Desperate, he brought in his own “inexperienced newbie with no record to speak of” but who had checkboxes (female, conservative, well-liked in the party) he lacked to offset Obama’s big checkbox (He’s black, jim) and it was working. Until….. Ego the size of a US state time.

Palin faced the usual Dem smear campaign, and the McCain loyalists running the show responded with…. Inaction…. Because from McCain on down they were in a snit over the new co-star being more popular than the supposed main star, like any Hollywood drama queens.

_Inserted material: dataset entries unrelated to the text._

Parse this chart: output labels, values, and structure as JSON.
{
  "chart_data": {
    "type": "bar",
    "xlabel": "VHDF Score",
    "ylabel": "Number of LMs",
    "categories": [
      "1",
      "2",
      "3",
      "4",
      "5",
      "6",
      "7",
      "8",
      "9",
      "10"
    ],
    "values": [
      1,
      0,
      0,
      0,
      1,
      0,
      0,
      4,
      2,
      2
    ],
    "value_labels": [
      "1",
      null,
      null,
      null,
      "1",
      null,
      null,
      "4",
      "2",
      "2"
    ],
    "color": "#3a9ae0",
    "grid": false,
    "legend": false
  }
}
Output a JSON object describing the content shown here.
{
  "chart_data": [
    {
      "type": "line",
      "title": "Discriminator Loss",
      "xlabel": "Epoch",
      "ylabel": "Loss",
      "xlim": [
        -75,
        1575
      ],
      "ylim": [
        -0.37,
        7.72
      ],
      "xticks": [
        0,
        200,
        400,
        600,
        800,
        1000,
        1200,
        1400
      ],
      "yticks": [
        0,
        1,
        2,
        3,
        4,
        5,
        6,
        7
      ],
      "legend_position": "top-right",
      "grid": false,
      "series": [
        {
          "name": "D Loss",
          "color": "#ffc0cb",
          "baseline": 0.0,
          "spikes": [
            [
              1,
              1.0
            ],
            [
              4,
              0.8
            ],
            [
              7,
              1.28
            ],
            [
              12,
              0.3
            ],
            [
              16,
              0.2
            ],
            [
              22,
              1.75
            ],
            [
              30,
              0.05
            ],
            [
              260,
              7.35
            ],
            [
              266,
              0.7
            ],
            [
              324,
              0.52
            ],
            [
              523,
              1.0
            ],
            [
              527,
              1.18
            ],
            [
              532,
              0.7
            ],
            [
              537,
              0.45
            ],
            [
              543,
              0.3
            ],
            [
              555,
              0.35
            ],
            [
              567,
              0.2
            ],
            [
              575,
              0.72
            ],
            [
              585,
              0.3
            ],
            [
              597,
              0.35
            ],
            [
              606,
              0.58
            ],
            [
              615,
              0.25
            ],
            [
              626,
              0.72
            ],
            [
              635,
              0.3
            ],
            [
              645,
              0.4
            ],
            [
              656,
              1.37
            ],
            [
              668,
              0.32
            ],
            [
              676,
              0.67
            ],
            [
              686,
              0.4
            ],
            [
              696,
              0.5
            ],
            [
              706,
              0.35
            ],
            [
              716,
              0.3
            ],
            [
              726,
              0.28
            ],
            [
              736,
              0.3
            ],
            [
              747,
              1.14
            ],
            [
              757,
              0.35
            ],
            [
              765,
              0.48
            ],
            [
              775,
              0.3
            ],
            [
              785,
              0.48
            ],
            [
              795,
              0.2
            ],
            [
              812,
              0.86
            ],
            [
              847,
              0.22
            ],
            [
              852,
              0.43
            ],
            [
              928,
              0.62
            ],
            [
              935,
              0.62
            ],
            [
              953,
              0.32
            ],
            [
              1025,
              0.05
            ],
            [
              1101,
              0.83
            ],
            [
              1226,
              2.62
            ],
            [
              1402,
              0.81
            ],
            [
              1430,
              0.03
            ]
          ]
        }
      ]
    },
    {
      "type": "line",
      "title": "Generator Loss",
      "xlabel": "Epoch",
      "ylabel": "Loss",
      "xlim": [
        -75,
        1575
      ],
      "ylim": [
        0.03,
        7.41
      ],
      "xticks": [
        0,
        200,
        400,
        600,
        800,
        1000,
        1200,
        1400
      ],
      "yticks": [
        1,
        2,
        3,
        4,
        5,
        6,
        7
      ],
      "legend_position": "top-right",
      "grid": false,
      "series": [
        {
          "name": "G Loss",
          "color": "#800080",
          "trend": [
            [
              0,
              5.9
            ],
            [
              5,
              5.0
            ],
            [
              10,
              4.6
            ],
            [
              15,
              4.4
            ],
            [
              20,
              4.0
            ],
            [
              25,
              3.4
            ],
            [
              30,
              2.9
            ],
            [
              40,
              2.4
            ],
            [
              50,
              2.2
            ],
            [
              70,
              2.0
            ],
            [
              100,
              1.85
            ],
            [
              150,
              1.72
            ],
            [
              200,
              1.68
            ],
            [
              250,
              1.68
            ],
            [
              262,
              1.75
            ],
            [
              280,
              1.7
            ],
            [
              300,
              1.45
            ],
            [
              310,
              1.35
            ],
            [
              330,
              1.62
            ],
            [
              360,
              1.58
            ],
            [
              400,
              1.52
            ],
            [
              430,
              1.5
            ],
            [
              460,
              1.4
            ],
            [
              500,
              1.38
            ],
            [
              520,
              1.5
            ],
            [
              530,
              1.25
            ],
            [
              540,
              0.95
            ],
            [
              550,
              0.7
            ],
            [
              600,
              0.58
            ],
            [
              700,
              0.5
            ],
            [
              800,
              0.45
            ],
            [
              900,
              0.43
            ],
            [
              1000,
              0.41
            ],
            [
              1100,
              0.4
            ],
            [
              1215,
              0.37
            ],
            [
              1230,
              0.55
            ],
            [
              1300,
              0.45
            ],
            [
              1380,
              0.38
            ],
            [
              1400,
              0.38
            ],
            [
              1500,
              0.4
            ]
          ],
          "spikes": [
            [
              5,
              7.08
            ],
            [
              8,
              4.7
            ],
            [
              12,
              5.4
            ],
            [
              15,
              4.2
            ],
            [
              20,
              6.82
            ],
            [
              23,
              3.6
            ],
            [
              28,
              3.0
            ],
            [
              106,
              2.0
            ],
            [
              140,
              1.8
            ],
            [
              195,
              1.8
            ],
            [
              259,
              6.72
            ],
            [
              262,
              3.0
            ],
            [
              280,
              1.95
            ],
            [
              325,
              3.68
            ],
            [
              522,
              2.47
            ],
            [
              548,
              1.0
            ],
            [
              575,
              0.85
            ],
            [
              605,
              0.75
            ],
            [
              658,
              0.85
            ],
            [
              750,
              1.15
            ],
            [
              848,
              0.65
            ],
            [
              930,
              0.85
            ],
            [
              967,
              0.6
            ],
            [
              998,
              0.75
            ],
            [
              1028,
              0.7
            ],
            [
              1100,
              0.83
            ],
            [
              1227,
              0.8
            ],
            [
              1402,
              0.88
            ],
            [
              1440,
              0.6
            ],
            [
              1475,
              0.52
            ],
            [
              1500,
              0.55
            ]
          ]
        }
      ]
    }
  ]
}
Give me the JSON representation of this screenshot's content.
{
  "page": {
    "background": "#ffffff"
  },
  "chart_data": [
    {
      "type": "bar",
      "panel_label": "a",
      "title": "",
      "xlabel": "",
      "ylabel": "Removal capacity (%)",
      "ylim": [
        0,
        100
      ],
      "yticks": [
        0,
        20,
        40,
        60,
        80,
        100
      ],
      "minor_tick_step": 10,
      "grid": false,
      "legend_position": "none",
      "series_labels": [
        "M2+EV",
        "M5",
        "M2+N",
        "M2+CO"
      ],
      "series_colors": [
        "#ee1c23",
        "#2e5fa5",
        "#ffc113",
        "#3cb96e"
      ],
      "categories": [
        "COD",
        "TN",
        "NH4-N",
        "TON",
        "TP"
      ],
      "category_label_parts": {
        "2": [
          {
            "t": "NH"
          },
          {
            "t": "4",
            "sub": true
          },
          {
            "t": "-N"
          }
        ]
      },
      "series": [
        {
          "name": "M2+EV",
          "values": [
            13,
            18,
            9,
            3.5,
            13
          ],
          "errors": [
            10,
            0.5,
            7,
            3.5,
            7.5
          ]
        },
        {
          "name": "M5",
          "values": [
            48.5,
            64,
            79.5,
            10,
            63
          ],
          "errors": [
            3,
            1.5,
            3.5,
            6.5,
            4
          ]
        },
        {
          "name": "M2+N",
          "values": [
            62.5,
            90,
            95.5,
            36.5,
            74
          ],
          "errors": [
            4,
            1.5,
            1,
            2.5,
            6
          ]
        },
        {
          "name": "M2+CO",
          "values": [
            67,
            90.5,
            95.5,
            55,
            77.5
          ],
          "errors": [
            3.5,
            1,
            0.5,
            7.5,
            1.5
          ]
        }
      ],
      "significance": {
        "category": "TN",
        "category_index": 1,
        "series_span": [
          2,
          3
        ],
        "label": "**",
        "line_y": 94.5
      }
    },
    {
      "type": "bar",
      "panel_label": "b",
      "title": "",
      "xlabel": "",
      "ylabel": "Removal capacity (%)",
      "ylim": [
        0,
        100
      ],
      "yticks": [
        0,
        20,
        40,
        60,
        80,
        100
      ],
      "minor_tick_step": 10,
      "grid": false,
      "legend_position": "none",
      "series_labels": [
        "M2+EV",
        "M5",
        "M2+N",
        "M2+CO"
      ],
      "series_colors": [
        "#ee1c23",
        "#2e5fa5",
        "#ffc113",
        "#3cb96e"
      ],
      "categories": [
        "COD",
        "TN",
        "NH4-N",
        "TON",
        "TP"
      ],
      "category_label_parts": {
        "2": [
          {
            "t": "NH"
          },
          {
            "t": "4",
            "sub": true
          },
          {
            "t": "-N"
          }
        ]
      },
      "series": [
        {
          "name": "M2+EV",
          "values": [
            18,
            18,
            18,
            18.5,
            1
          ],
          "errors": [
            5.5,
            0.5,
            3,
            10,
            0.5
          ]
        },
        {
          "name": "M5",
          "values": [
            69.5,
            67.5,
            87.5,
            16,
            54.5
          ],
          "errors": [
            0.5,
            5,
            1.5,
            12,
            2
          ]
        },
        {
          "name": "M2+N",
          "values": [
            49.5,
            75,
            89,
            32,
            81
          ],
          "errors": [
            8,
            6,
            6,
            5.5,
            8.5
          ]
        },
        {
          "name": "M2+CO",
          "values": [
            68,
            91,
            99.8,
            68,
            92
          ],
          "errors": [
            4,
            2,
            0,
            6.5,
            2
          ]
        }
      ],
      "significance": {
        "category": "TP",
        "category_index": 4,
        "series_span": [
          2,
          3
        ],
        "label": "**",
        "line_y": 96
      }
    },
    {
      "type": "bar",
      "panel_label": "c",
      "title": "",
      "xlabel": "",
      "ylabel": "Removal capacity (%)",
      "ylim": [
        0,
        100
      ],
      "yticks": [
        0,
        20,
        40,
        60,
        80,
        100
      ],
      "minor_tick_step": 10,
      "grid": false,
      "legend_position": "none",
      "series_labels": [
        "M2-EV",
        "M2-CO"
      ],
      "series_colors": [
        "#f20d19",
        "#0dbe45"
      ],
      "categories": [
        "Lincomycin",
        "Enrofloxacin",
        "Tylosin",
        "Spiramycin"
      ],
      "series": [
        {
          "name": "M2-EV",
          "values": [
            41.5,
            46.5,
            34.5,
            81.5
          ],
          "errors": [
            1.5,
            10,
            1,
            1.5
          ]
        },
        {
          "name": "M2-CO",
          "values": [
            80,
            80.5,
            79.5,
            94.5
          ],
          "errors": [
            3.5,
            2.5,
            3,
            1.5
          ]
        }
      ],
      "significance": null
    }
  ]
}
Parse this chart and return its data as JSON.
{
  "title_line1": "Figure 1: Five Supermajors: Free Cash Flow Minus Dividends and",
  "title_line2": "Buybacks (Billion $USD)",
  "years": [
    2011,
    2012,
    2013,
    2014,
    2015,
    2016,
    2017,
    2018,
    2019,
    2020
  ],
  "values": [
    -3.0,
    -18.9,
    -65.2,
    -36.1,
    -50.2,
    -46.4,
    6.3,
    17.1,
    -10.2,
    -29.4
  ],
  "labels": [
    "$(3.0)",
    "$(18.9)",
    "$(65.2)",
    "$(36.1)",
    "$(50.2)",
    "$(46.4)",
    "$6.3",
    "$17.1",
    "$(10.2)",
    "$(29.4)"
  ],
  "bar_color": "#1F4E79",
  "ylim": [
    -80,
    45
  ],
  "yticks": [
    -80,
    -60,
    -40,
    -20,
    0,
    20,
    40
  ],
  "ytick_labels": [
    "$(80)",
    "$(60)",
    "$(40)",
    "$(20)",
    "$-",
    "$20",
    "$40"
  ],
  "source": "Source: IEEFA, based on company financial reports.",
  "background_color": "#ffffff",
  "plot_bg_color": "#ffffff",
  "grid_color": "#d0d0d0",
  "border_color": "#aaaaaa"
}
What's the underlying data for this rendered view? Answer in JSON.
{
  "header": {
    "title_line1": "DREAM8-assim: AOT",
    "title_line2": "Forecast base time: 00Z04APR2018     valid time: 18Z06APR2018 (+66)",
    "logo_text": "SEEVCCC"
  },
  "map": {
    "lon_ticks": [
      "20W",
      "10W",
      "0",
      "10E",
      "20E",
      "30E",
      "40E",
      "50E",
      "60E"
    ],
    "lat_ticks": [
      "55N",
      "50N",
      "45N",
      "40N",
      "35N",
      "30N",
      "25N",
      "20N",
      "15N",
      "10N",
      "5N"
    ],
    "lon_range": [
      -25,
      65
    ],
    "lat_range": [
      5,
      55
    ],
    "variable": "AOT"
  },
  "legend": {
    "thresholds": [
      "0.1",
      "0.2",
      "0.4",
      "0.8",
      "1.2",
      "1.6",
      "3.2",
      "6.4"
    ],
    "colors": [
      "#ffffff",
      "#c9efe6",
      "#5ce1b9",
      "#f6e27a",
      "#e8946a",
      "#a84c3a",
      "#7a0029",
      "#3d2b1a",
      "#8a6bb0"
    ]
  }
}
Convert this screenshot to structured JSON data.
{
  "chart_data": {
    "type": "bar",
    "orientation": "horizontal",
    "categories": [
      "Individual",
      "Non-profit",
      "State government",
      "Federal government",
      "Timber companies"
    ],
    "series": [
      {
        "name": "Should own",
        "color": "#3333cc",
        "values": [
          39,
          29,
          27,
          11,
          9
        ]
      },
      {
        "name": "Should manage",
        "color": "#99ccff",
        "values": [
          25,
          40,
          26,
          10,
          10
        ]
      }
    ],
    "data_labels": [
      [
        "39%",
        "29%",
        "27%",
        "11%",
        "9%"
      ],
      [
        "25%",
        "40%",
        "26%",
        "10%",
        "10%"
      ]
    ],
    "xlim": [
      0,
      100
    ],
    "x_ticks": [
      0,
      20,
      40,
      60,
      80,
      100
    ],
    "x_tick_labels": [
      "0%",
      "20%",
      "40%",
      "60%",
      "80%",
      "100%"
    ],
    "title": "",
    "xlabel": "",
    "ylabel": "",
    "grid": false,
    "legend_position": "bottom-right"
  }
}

For just the most egregious example, they sneered at her family’s lack of designer-looking outfits, told her to re-outfit everyone using campaign funds so they wouldn’t look like rubes, and then rather than admit THEY gave her bad advice threw her under the bus as “corrupt” – when the very lack of corruption was the reason for her and her family’s wardrobe not consisting of $10.000 suits and dresses like the good Senstor’s closets were stuffed with.

But the burn for being overshadowed by his running mate led to the even more foolishness of ordering Palin to rein in her attacks on the opposition – the normal JOB of the VP candidate – so as to not make McCains continued “if you can’t say anything nice about Obama don’t say anything at all” idiocy not look so namby pamby in contrast.

I can well understand McCain’s last swipe at Trump by disinviting him – but disinviting Palin after she showed him nothing but support even years after the election loss was the act of a petty, petty man.